Pakistani Air Force personnel carry coffins of foreign tourists as they are unloaded from a C-130 plane on arrival at Chaklala airbase in Rawalpindi.
PESHAWAR: Gunmen stormed a mountaineering base camp in northern Pakistan yesterday and shot dead nine foreign trekkers and a Pakistani guide as they rested during an arduous climb up one of the world’s tallest peaks, police said.
The night-time raid — which killed five Ukrainians, three Chinese and a Russian — was among the worst attacks on foreigners in Pakistan in a decade and underscored the growing reach of militants in a highland region once considered secure.
One of the victims also held a US passport, a US official said, without giving further details.
The deaths call into question the future of foreign mountaineering and trekking expeditions, which provide the last vestige of international tourism in a country on the frontline of Al Qaeda and Taliban violence.
The climbers were staying at a base camp for Nanga Parbat, which at 8,126 metres is the second highest mountain in Pakistan and the ninth highest in the world. The base camp is at Fairy Meadows in the Diamer district of Gilgit-Baltistan, which borders China and Kashmir.
Police said a 15-strong gang of attackers wearing uniforms used by a local paramilitary force arrived at about 1am at a group of tents and ramshackle huts used by hikers scaling the flanks of the snow-covered peak.
The assailants shot dead a Pakistani guard and held other workers at gunpoint, a senior official from the northern Gilgit-Baltistan province said. A Chinese climber managed to escape. “The gunmen held the staff hostage and then started killing foreign tourists and made their escape,” the official said.
The bodies of the foreigners were transported by helicopters to Gilgit airport from the area and later flown to capital Islamabad, officials said.
It was the first time foreign tourists had been attacked in the province of Gilgit-Baltistan, where the convergence of the Hindu Kush, Karakoram and Himalayan ranges creates a stunning landscape explored by only a trickle of the most intrepid mountaineers.

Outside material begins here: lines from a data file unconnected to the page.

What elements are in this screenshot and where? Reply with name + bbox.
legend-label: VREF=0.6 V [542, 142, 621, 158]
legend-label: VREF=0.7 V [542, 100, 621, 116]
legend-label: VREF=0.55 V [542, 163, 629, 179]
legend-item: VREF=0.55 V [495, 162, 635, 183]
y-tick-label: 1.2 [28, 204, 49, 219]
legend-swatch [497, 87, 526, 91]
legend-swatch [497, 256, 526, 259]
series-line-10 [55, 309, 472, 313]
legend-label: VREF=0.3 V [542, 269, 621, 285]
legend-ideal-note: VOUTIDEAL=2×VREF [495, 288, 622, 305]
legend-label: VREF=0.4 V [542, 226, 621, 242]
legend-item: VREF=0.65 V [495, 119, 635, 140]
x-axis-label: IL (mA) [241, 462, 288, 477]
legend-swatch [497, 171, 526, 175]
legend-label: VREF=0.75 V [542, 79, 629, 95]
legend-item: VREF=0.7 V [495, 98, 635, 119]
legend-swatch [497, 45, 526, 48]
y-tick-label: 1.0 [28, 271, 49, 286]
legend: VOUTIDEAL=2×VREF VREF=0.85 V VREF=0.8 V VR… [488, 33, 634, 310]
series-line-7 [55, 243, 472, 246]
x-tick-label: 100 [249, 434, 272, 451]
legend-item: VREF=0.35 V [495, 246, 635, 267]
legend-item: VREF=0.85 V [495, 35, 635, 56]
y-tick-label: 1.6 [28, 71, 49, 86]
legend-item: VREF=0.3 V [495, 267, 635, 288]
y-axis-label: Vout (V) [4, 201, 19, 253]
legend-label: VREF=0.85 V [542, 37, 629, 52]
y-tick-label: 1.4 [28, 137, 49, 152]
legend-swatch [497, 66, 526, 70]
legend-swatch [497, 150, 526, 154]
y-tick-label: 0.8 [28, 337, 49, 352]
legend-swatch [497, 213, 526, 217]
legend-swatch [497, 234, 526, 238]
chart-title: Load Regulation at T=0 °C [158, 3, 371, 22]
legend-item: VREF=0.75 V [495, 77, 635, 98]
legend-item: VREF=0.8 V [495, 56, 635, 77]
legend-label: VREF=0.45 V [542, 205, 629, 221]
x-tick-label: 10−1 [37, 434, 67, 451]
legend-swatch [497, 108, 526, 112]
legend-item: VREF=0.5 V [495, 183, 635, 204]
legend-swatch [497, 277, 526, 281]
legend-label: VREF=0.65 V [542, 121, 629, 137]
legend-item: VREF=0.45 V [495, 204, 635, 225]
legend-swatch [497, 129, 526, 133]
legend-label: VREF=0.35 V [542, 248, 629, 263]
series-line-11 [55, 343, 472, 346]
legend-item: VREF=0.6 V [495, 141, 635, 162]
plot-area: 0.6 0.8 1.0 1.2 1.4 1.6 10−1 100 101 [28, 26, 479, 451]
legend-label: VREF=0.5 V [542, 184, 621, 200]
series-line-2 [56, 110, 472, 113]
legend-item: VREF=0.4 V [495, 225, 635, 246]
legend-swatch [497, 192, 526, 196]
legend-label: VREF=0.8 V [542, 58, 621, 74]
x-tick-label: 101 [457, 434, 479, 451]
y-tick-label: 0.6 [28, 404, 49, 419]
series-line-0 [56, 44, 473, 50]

Prime Minister Nawaz Sharif condemned “these inhuman and cruel acts”, ordered a thorough investigation and called for the culprits to be brought to justice, the government said.
While Gilgit-Baltistan has seen deadly sectarian violence targeting Pakistan’s Shia minority, foreigners have never previously been targeted in such a remote part of the region.
Pakistan’s Taliban movement and a smaller militant group both claimed responsibility. The shootings, which followed several deadly bombings in different parts of Pakistan in the past week, pose a fresh challenge for the new government of Sharif, who is battling accusations that his calls for dialogue with insurgents amount to appeasing violent extremists.
The deaths of the Chinese are a particular blow for Pakistan, which hosted Chinese Premier Li Keqiang last month in a bid to boost trade ties with the Asian giant via their shared border in Gilgit-Baltistan.
China issued a statement condemning the attack and calling for Pakistan to “severely punish” the perpetrators.
Interior Minister Chaudhry Nisar Ali Khan told parliament he had sacked Gilgit-Baltistan’s police chief and another provincial official, an unusual step in Pakistan where senior officials are rarely held accountable for lapses in security.
The move did little to silence critics who asked how gunmen could have slipped past security forces at check points meant to scrutinise visitors to the sensitive mountain region bordering Kashmir.
There were conflicting claims of responsibility for the attack. A Pakistani militant group known as Jundullah, with a track record of attacks in the province, was the first to say it was behind the raid.
“These foreigners are our enemies and we proudly claim responsibility for killing them, and will continue such attacks in the future,” Jundullah spokesman Ahmed Marwat said by telephone.
Pakistan’s Taliban movement, which has its centre of gravity closer to the Afghan border, said it had shot the trekkers in retaliation for a US drone strike in May that killed its second in command, Wali-ur-Rehman.
“We wanted to seek revenge for the killing of our leader in the drone attack,” said Taliban spokesman Ehsanullah Ehsan. “Our attacks on foreigners will continue to protest drone strikes.”
Rehman died on May 29 in a US drone attack on a house in North Waziristan, the most notorious Taliban and Al Qaeda stronghold in Pakistan on the Afghan border. Rehman, who had a $5m US bounty on his head, was accused by Washington of organising attacks against US and Nato forces in Afghanistan and wanted in connection with a suicide attack on an American base in Afghanistan in 2009 that killed seven CIA agents.
It was not immediately possible to reconcile the competing claims. Jundullah and the much larger Pakistani Taliban are among loosely aligned militant groups that frequently share personnel, tactics and agendas. Claims for specific incidents are often hard to verify.
Sharif has previously advocated peace talks with the Taliban and he criticised the US drone strike that killed Rehman, echoing long-held Pakistani complaints that the US campaign violates national sovereignty.